Сведенборг падает на колено и шумно дышит, холодный пот капает на деревянную поверхность пола. София подходит, нервно перебирая пальцами мундштук с дымящейся тонкой сигаретой.

– Извини, Свен, что тебе пришлось пережить это, но ты разбудил Чуа и заслуживаешь ответов, за которыми пришёл.

– Ты ли это – София? Разве не помнишь, что сделал с тобой Эгрегор?

– Это было частью моего стремления: вернуться туда, откуда я пришла. И потребностью Чуа взять то, что он потерял.

– У той Софии, что я знал, не было подобных желаний.

София глубоко затягивается и выпускает кольцо дыма, которое увеличивается в размере локтя на полтора, поднимается под потолок, где остаётся висеть, вибрируя своими границами.

– Существуют желания, скрываемые от самого себя. Они разрушительны как бомбы, стоит только привести их в действие. Я спрятала их надёжно, заставив растворяться и уходить от внимания, если хоть немного опасное размышление задевает запретные границы. Тебе знакома игра в пятнашки?

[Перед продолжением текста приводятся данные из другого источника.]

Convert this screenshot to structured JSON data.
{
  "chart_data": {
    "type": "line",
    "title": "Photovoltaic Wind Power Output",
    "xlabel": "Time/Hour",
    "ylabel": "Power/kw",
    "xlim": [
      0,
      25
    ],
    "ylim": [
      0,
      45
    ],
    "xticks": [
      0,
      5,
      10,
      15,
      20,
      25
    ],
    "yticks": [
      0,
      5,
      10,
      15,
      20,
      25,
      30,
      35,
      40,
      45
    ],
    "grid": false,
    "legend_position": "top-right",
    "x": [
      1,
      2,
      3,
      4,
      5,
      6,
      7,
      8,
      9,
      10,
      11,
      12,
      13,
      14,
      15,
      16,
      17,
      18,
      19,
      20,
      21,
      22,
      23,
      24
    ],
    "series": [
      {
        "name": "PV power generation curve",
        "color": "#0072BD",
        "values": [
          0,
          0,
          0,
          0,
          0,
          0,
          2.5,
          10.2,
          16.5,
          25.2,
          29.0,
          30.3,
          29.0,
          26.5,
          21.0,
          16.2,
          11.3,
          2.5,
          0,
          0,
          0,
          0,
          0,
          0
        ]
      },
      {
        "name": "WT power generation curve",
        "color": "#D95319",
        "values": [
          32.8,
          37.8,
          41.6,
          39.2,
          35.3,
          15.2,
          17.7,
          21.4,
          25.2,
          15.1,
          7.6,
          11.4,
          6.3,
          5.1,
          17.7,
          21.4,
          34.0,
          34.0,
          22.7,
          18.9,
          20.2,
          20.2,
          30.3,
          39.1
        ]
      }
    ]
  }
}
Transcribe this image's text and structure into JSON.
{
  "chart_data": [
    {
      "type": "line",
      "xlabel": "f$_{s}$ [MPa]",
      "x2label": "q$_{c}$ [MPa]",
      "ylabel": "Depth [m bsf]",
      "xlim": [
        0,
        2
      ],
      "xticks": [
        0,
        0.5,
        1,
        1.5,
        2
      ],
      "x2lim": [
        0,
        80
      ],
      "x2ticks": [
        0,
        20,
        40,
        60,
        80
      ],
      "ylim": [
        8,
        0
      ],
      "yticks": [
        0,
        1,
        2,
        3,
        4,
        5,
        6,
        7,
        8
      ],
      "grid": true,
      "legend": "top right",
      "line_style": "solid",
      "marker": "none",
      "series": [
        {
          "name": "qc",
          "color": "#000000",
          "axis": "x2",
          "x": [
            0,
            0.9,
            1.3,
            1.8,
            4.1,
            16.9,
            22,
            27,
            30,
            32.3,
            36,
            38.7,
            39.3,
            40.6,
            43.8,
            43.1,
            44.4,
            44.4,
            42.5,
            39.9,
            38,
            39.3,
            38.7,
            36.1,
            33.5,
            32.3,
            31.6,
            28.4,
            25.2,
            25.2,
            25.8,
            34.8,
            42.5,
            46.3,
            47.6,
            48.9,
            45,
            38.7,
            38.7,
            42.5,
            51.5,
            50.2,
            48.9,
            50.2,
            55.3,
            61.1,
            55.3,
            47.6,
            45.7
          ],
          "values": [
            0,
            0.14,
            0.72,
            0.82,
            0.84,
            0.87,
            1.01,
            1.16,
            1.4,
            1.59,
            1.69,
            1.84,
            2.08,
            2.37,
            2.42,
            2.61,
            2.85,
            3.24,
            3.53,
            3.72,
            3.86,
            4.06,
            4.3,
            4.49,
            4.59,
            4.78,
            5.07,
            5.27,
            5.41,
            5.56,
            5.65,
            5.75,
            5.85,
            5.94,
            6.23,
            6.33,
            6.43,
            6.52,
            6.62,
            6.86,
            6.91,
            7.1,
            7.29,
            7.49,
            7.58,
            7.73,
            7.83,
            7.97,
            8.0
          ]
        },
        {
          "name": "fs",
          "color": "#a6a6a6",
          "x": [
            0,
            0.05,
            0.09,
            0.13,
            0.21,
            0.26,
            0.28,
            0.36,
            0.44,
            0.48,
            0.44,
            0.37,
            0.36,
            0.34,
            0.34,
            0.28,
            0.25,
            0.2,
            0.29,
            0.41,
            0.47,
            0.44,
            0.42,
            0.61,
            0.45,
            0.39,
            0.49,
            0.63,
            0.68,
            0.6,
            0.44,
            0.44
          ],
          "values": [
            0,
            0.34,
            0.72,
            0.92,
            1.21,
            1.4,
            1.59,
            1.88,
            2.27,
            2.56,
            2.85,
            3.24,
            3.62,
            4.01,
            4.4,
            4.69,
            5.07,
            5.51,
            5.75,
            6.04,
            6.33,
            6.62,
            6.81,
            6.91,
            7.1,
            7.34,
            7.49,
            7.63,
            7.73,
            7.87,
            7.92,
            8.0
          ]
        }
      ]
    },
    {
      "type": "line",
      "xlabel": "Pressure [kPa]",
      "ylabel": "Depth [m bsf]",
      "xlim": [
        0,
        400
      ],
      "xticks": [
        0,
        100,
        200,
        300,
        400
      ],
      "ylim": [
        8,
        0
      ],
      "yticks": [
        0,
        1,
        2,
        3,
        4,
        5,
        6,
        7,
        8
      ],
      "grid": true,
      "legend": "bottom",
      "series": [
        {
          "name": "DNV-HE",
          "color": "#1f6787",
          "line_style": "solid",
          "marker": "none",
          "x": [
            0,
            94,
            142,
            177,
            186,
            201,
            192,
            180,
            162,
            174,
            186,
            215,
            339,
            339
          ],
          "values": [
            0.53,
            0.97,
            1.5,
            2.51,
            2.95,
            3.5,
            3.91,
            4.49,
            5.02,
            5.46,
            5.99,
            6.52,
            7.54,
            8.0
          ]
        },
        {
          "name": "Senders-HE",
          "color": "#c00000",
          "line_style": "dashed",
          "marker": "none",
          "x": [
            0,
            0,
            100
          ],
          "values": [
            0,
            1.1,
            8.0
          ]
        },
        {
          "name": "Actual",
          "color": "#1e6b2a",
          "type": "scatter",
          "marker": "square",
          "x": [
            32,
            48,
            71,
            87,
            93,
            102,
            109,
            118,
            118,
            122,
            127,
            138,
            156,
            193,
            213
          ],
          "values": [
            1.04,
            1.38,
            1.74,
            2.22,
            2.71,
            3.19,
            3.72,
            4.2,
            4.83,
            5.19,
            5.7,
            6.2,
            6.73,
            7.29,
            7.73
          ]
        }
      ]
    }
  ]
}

– Да, встречал в нарративах, – хрипло отвечает Сведенборг.

– Запретные мысли можно сравнить с игрой по перекладыванию блоков, что одновременно прячутся и преследуют друг друга. Это рано или приводит к большому взрыву, – произносит София и выпускает под потолок новое кольцо.

– Вспомни наш поход в Плерому, ты хотела свободы от власти Эгрегоров.

София звонко хохочет.

– Я создала Плерому, Свен, место, где можно вернуть утерянное. Тебя не удивляет, что именно под стенами города-фермы я обрела орган для контакта?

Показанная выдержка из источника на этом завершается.